Here's an exceptional rarity: a large, sweeping art history text book so well-done it almost makes the reader wish she or he were back in school. It's rather amazing that it took so long for a book like Art Since 1900: Modernism, Antimodernism, and Postmodernism
to exist: a balanced, seven hundred page historical tome written with multiple perspectives in mind. As any undergrad knows, H.W. Janson's ubiquitous History of Art
was written as if art history were some sort of race to colonize ideas and imagery; you'll likely not miss Janson's fetish for pointing out who did what first. Penned by a nimble crew who all teach at Ivy League universities, Art Since 1900
, which mirrors the development of psychoanalysis and the creation of a huge international art scene, is on a smaller scale a history of contemporary theory and the art world almost as much as it is the art itself. Attention is paid throughout to important exhibits and texts, pointing out the rippling effect throughout the art community of these mirrors and portals. The book is arranged so that there are one or two essays per year. In such a novel format, often undervalued movements are given as much respect as Cubism and Minimalism. There are entire chapters here on Fluxus, feminist art, the Assemblage movement, Lettrism, the Independent Group, Gutai, Kineticism, the Harlem Renaissance, Aktionism, earthworks, video art, and the aesthetics of ACT UP. As with any history, there are personalities whose works are emphasized over that of others; the scant attention given to Jean-Michel Basquiat, for instance, is a rather large question mark. Quibbles aside, it's a very important, and nearly immaculate, work. --Mike McGonigal
Images from Art Since 1900
From Publishers Weekly
This history, coming soon to a college survey class near you, is like the period of art it covers: as often obscure and frustrating as it is dazzling and insightful. The authors, four prominent art history professors, offer a work that is beyond reproach with regard to thoroughness and accuracy but, despite the rich pageant of ideas on parade, they rarely illuminate their subject with even the faintest spark of excitement. Art is presented as a series of problems (the problem of figuration, the problem of post-colonialism, the problem of history), as if the ideas behind art were interchangeable with art itself. Painter Paul Gauguin, for example, is dissected solely in terms of his ill-conceived notions of the primitive purity of non-Western cultures, which is a bit like judging a fine meal only by its cholesterol content.

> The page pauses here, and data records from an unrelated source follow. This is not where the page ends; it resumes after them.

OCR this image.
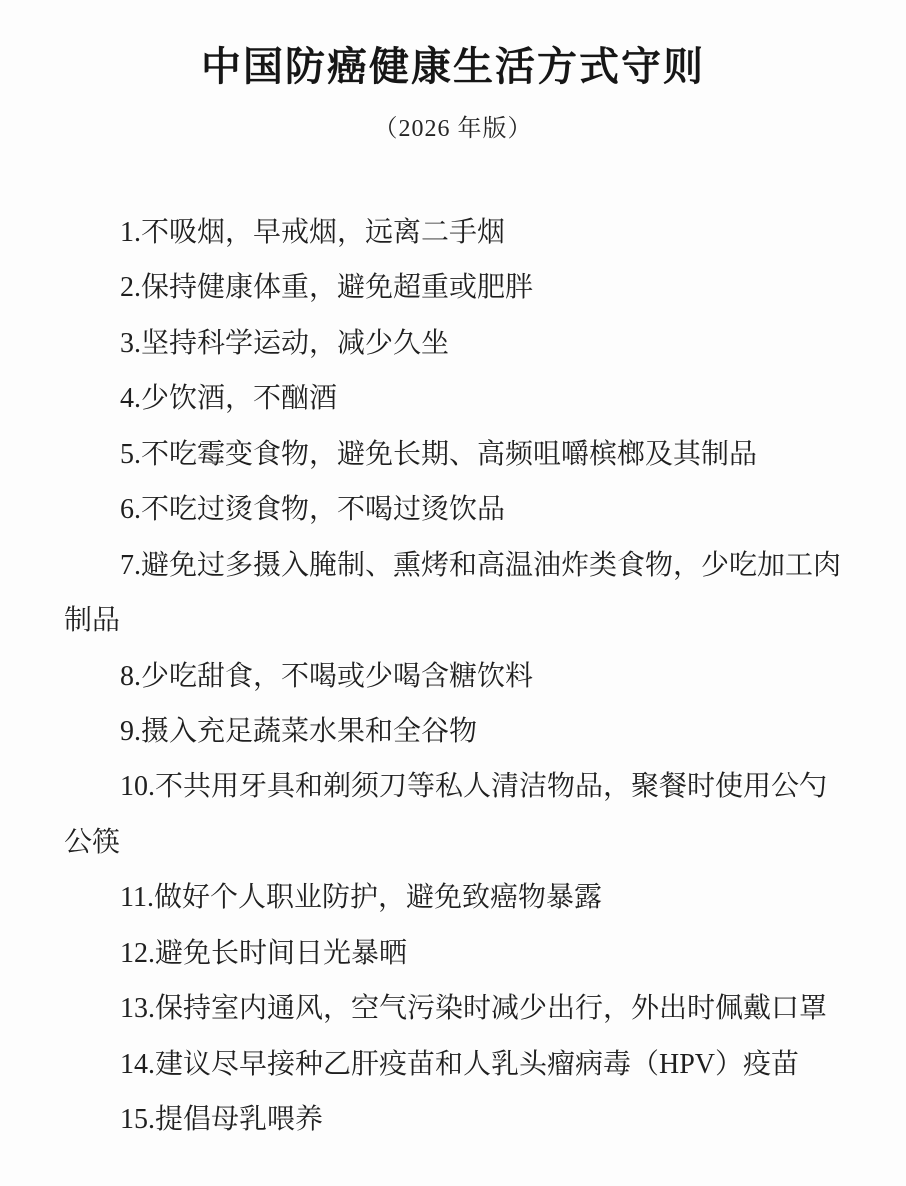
中国防癌健康生活方式守则

（2026 年版）

1.不吸烟，早戒烟，远离二手烟

2.保持健康体重，避免超重或肥胖

3.坚持科学运动，减少久坐

4.少饮酒，不酗酒

5.不吃霉变食物，避免长期、高频咀嚼槟榔及其制品

6.不吃过烫食物，不喝过烫饮品

7.避免过多摄入腌制、熏烤和高温油炸类食物，少吃加工肉制品

8.少吃甜食，不喝或少喝含糖饮料

9.摄入充足蔬菜水果和全谷物

10.不共用牙具和剃须刀等私人清洁物品，聚餐时使用公勺公筷

11.做好个人职业防护，避免致癌物暴露

12.避免长时间日光暴晒

13.保持室内通风，空气污染时减少出行，外出时佩戴口罩

14.建议尽早接种乙肝疫苗和人乳头瘤病毒（HPV）疫苗

15.提倡母乳喂养
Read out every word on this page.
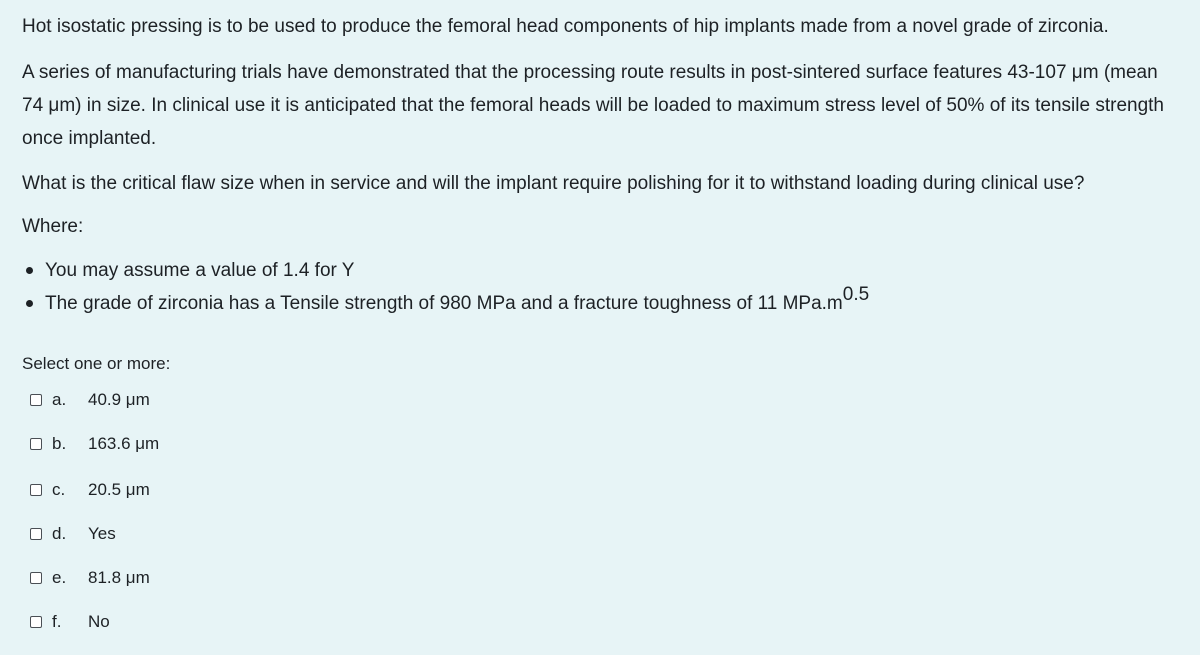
Hot isostatic pressing is to be used to produce the femoral head components of hip implants made from a novel grade of zirconia.

A series of manufacturing trials have demonstrated that the processing route results in post-sintered surface features 43-107 μm (mean 74 μm) in size. In clinical use it is anticipated that the femoral heads will be loaded to maximum stress level of 50% of its tensile strength once implanted.

What is the critical flaw size when in service and will the implant require polishing for it to withstand loading during clinical use?

Where:

You may assume a value of 1.4 for Y
The grade of zirconia has a Tensile strength of 980 MPa and a fracture toughness of 11 $MPa.m^{0.5}$
Select one or more:
a.	40.9 μm
b.	163.6 μm
c.	20.5 μm
d.	Yes
e.	81.8 μm
f.	No
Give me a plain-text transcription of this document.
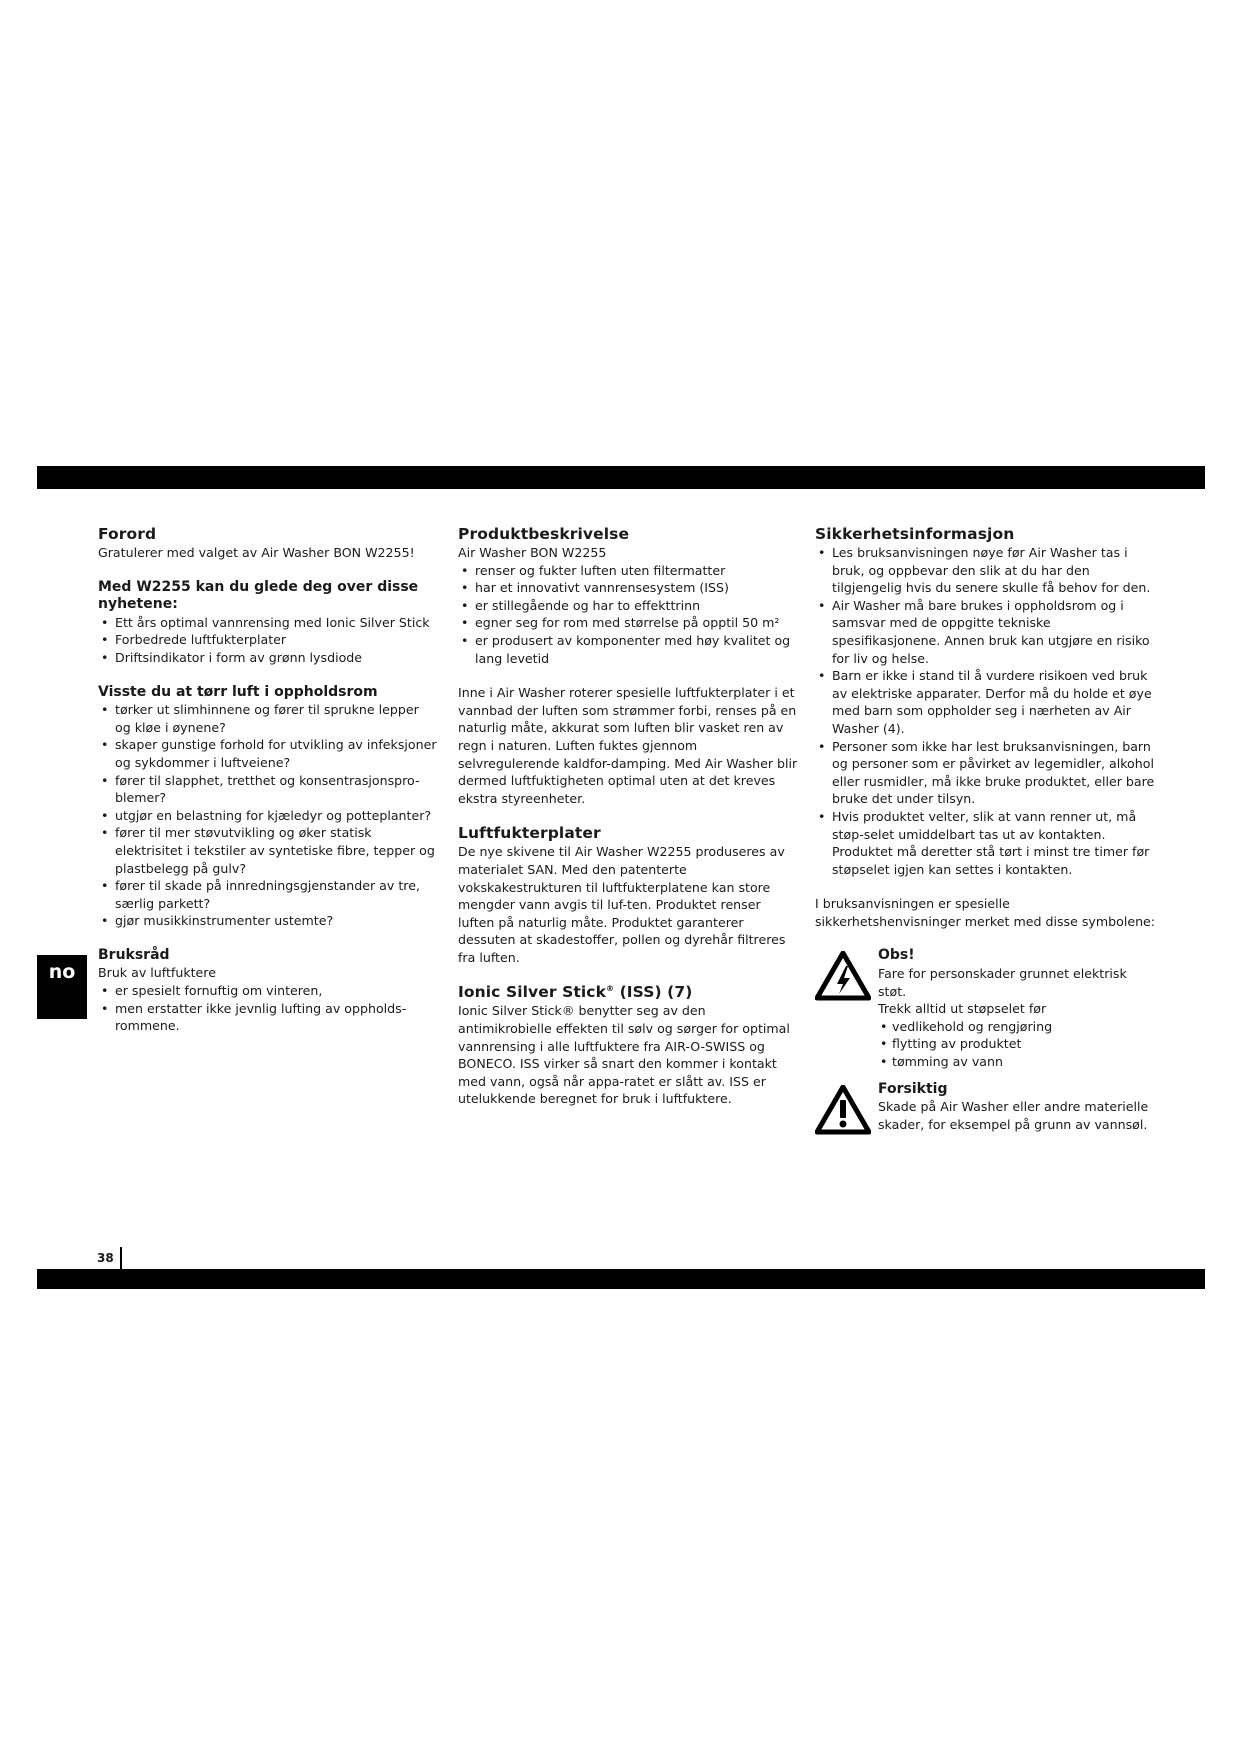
no
38
Forord

Gratulerer med valget av Air Washer BON W2255!

Med W2255 kan du glede deg over disse nyhetene:
• Ett års optimal vannrensing med Ionic Silver Stick
• Forbedrede luftfukterplater
• Driftsindikator i form av grønn lysdiode
Visste du at tørr luft i oppholdsrom
• tørker ut slimhinnene og fører til sprukne lepper og kløe i øynene?
• skaper gunstige forhold for utvikling av infeksjoner og sykdommer i luftveiene?
• fører til slapphet, tretthet og konsentrasjonspro-blemer?
• utgjør en belastning for kjæledyr og potteplanter?
• fører til mer støvutvikling og øker statisk elektrisitet i tekstiler av syntetiske fibre, tepper og plastbelegg på gulv?
• fører til skade på innredningsgjenstander av tre, særlig parkett?
• gjør musikkinstrumenter ustemte?
Bruksråd

Bruk av luftfuktere

• er spesielt fornuftig om vinteren,
• men erstatter ikke jevnlig lufting av oppholds-rommene.
Produktbeskrivelse

Air Washer BON W2255

• renser og fukter luften uten filtermatter
• har et innovativt vannrensesystem (ISS)
• er stillegående og har to effekttrinn
• egner seg for rom med størrelse på opptil 50 m²
• er produsert av komponenter med høy kvalitet og lang levetid

Inne i Air Washer roterer spesielle luftfukterplater i et vannbad der luften som strømmer forbi, renses på en naturlig måte, akkurat som luften blir vasket ren av regn i naturen. Luften fuktes gjennom selvregulerende kaldfor-damping. Med Air Washer blir dermed luftfuktigheten optimal uten at det kreves ekstra styreenheter.

Luftfukterplater

De nye skivene til Air Washer W2255 produseres av materialet SAN. Med den patenterte vokskakestrukturen til luftfukterplatene kan store mengder vann avgis til luf-ten. Produktet renser luften på naturlig måte. Produktet garanterer dessuten at skadestoffer, pollen og dyrehår filtreres fra luften.

Ionic Silver Stick® (ISS) (7)

Ionic Silver Stick® benytter seg av den antimikrobielle effekten til sølv og sørger for optimal vannrensing i alle luftfuktere fra AIR-O-SWISS og BONECO. ISS virker så snart den kommer i kontakt med vann, også når appa-ratet er slått av. ISS er utelukkende beregnet for bruk i luftfuktere.

Sikkerhetsinformasjon
• Les bruksanvisningen nøye før Air Washer tas i bruk, og oppbevar den slik at du har den tilgjengelig hvis du senere skulle få behov for den.
• Air Washer må bare brukes i oppholdsrom og i samsvar med de oppgitte tekniske spesifikasjonene. Annen bruk kan utgjøre en risiko for liv og helse.
• Barn er ikke i stand til å vurdere risikoen ved bruk av elektriske apparater. Derfor må du holde et øye med barn som oppholder seg i nærheten av Air Washer (4).
• Personer som ikke har lest bruksanvisningen, barn og personer som er påvirket av legemidler, alkohol eller rusmidler, må ikke bruke produktet, eller bare bruke det under tilsyn.
• Hvis produktet velter, slik at vann renner ut, må støp-selet umiddelbart tas ut av kontakten. Produktet må deretter stå tørt i minst tre timer før støpselet igjen kan settes i kontakten.

I bruksanvisningen er spesielle sikkerhetshenvisninger merket med disse symbolene:

Obs!

Fare for personskader grunnet elektrisk støt.

Trekk alltid ut støpselet før

• vedlikehold og rengjøring
• flytting av produktet
• tømming av vann
Forsiktig

Skade på Air Washer eller andre materielle skader, for eksempel på grunn av vannsøl.
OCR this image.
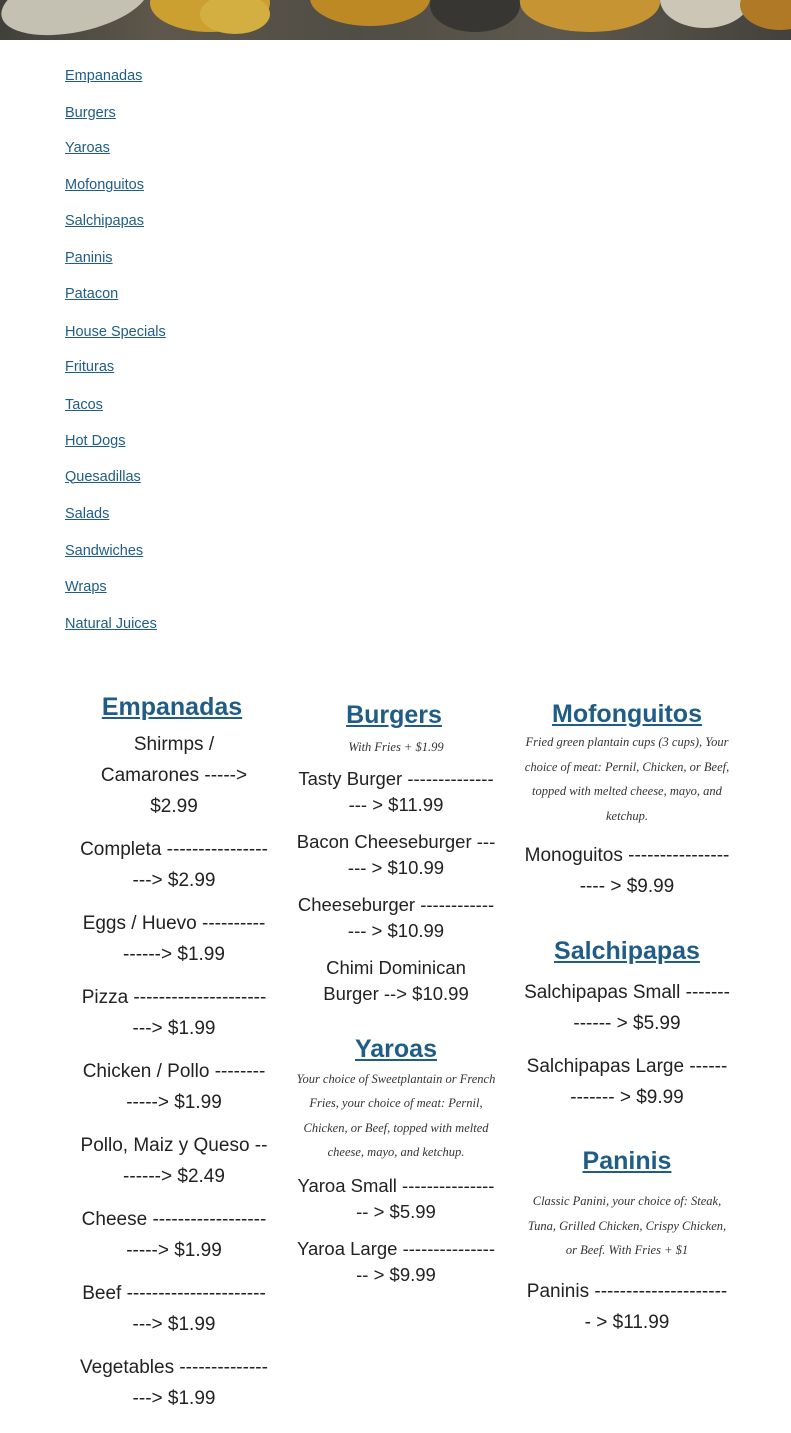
Empanadas
Burgers
Yaroas
Mofonguitos
Salchipapas
Paninis
Patacon
House Specials
Frituras
Tacos
Hot Dogs
Quesadillas
Salads
Sandwiches
Wraps
Natural Juices
Empanadas

Shirmps / Camarones -----> $2.99

Completa -------------------> $2.99

Eggs / Huevo ----------------> $1.99

Pizza ------------------------> $1.99

Chicken / Pollo -------------> $1.99

Pollo, Maiz y Queso --------> $2.49

Cheese -----------------------> $1.99

Beef -------------------------> $1.99

Vegetables -----------------> $1.99

Burgers

With Fries + $1.99

Tasty Burger ----------------- > $11.99

Bacon Cheeseburger ------ > $10.99

Cheeseburger --------------- > $10.99

Chimi Dominican Burger --> $10.99

Yaroas

Your choice of Sweetplantain or French Fries, your choice of meat: Pernil, Chicken, or Beef, topped with melted cheese, mayo, and ketchup.

Yaroa Small ----------------- > $5.99

Yaroa Large ----------------- > $9.99

Mofonguitos

Fried green plantain cups (3 cups), Your choice of meat: Pernil, Chicken, or Beef, topped with melted cheese, mayo, and ketchup.

Monoguitos -------------------- > $9.99

Salchipapas

Salchipapas Small ------------- > $5.99

Salchipapas Large ------------- > $9.99

Paninis

Classic Panini, your choice of: Steak, Tuna, Grilled Chicken, Crispy Chicken, or Beef. With Fries + $1

Paninis ---------------------- > $11.99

The book's rigorously academic prose often sounds like a debate the reader has happened into the middle of: e.g., "Any attempt to transform autonomy into a transhistorical, if not ontological precondition of aesthetic experience, however, is profoundly problematic." Despite these defects, the volume manages to be fast moving thanks to its snappy format-107 short chapters, each broken up by subheadings, illustrations and sidebars-and it cannot fail to impress through the sheer vigor and profusion of the ideas on display, from Cubism to Chris Burden. Indeed, the book is a kind of intellectual tilt-a-whirl, with no comforting H.W. Janson-style master narrative at its center. The authors leave their own authority in deconstructed shards in the first paragraph of the introduction, which invites readers to arrange the book's "puzzle pieces" according to individual need. It may be a lively ride to those already familiar with its terms, but to the uninitiated, this book will likely remain a series of broken conversations.